Before Oct. 1, for the "absence of menstruation," you should report 626.8 (Missed period) instead. This will be your primary diagnosis code linked to the E/M code. You should also consider listing V22.0 (Supervision of normal first pregnancy) or V22.1 (Supervision of other normal pregnancy) as a supplementary diagnosis code for the urine test that confirmed the pregnancy. Remember: You must code what you know at the end of the visit.

Important: As of Oct. 1, you'll have the new ICD-9 code V72.42 (Pregnancy, confirmed). You will use this code when your ob-gyn simply tests to see whether the patient is pregnant, and the results are positive. You should link this diagnosis to both the E/M code and the urine test, because you'll be coding for what you know at the end of the visit. You won't need any other V codes.

Red flag: "Never code to get paid. You should code for the accuracy of the diagnosis at the time of the visit," says Jennifer Ohmart, medical billing, coding and insurance specialist at Anne Walters, CNM, Susan McConaughy, CNM, Amy Wallace, CNM, Wayne Furr, MD, Ob-Gyn, in Englewood, Colo.

In other words, don't revert to a diagnosis that you'll know will return reimbursement. That could set your practice up for charges of fraud and abuse.

Myth #3: Carriers will assume you began the ob record when you use V72.42.

Set up: Many coders believe that because carriers may use V72.42 to signify the start of the global ob package, you should continue reporting 626.8 and use V72.42 as the secondary code.

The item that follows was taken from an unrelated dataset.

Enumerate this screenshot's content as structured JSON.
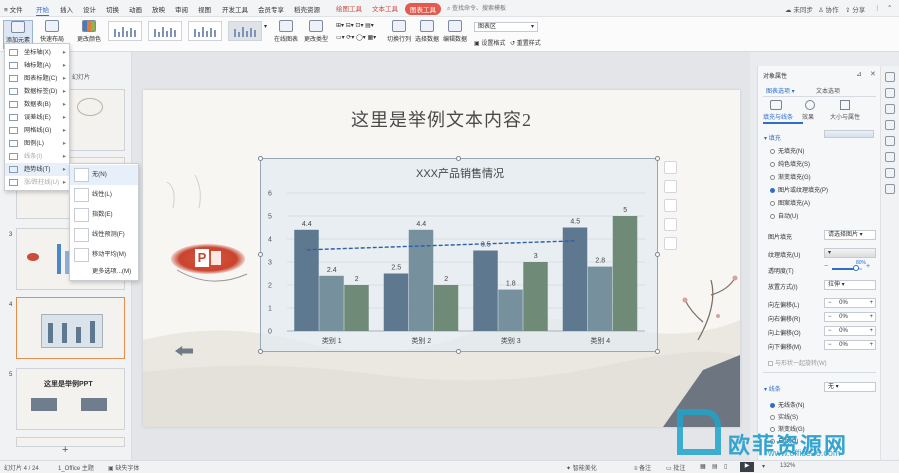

The reality: For a little while longer, you may continue to use the rules that mandate that you indicate a diagnosis of V22.0 (Supervision of normal first pregnancy)  or V22.1 (Supervision of other normal pregnancy) if you know she is pregnant at the end of the visit. Once Oct. 1 rolls around, you'll use V72.42 instead of these codes.

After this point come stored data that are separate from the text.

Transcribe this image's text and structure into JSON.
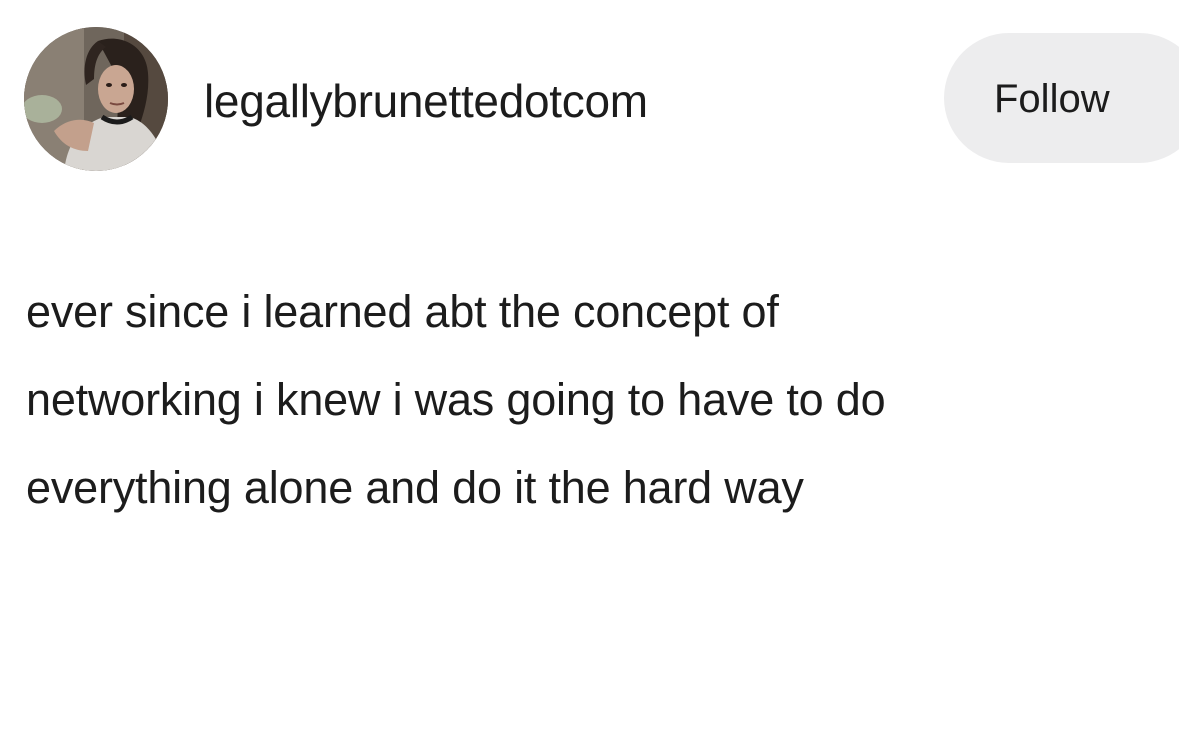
{
  "post": {
    "author": {
      "username": "legallybrunettedotcom",
      "avatar_icon": "profile-photo"
    },
    "follow_label": "Follow",
    "text_lines": [
      "ever since i learned abt the concept of",
      "networking i knew i was going to have to do",
      "everything alone and do it the hard way"
    ]
  },
  "colors": {
    "background": "#ffffff",
    "text": "#1c1c1c",
    "follow_button_bg": "#ededee"
  }
}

"Carriers should not recognize this code as the beginning of the global ob package, as long as your ob-gyn didn't initiate the ob record," King says.
 
Best bet: "Providers should be careful to document what is necessary to code the visit and not get into the history and physical. Those visits are separate, and the ob-gyn should perform them at a later date," King adds.

Myth #4: You have to include a threatened AB in the global care.

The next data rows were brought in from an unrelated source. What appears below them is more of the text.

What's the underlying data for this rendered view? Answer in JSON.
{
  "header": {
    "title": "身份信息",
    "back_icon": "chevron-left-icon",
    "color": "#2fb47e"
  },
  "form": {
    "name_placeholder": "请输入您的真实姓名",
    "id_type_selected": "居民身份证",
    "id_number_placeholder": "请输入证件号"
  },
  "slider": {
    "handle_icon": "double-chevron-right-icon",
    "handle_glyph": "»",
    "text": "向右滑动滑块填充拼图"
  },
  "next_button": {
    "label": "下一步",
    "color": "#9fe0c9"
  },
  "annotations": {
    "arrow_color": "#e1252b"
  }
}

Set up: When a patient has problems due to a threatened AB, some coders think they cannot bill that visit outside of the global ob package.

The reality: The global ob package is designed to cover all prenatal care that is usual and customary. A threatened AB does not fit into the usual and customary. This is an urgent care issue for the evaluation and management of a difficulty in pregnancy.

Therefore, you should report this visit outside of the global service with the diagnosis of 640.03, Threatened abortion; antepartum condition or complication, or 640.83, Other specified hemorrhage in early pregnancy; antepartum condition or complication, Ohmart says.

Tip: The American College of Obstetricians and Gynecologists (ACOG) recommends that your encounter for a problem be documented outside your ACOG flow sheet. You should specifically mention "complication" in a separate area of the chart, says Michelle King, CPC, director of billing operations at the Baystate Ob/Gyn Group Inc. in Springfield, Mass.

"Many payers may deny these services or want them reported at the end of the pregnancy (such as, delivery or after). One way they may want you to report them is by itemization. They may also just want you to append a modifier 22 (Unusual procedural services), thus increasing the fee of the delivery," King adds. Query your payer to see which method they prefer.